Hameau mort

Il stationne dans une rue d’un port d’Afrique. Face à lui, assis sur un sac de sable, une 33 export à la main, un vieux garde une maison en deuil. Il vend en même temps des poissons séchés, étalés sur des journaux à même le sol. D’un geste bref, il l’invite à entrer.
Le mort trône au milieu de la pièce. Il repose sur un lit en fer. Le linge blanc qui le recouvre ne cache pas ses os saillants. On lui a collé un sparadrap sur la bouche. Il porte encore ses lunettes cerclées d’écailles. A son poignet, une montre jaune égrène un temps qui n’est déjà plus le sien. Un ventilateur continue de ronronner au-dessus de sa tête.

                                                      

Un soir à Anvers, en équilibre sur le versant nord des savanes taillées sous les lustres d’un bar, la fatigue le plombe. Il sirote Palm sur Palm. Se rapproche d’une blonde. Laisse deux doigts libres filer sur la fermeture Eclair de ses jeans.

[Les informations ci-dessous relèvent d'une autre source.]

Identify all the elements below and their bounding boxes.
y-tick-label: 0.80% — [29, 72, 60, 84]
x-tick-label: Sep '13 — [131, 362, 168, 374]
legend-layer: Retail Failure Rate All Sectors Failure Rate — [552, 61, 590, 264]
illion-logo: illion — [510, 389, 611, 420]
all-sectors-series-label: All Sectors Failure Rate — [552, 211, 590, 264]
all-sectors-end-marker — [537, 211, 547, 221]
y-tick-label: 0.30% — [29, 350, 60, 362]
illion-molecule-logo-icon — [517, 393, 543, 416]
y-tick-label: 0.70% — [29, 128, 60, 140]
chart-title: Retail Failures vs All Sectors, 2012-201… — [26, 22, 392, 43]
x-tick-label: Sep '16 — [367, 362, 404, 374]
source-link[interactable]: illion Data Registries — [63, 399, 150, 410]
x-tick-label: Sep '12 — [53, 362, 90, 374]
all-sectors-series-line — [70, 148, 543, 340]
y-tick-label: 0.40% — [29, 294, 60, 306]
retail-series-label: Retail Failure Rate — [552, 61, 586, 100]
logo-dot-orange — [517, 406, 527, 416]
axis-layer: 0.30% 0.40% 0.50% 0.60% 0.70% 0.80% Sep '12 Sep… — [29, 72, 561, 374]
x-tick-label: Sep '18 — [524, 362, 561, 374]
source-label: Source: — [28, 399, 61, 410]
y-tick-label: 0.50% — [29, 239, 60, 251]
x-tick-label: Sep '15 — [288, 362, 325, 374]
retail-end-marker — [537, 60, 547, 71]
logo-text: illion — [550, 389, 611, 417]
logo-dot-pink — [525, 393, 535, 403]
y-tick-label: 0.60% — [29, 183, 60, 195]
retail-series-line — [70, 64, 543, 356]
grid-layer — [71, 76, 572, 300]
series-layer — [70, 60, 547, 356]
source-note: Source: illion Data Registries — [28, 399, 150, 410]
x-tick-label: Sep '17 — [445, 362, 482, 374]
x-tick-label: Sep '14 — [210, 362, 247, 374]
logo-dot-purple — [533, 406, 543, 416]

S’aventure ensuite entre l’élastique et le duvet du ventre. Ne remarque pas le type qui, installé à la table du fond, suit son manège sans broncher. N’imagine pas la dureté de ses poings. Ces deux cailloux, ciselés sur les pentes du Koppen Berg, vont pourtant l’envoyer râper l’arête du trottoir en lui modelant ce menton – en double galoche et de travers – qui, depuis, ne l’a plus quitté.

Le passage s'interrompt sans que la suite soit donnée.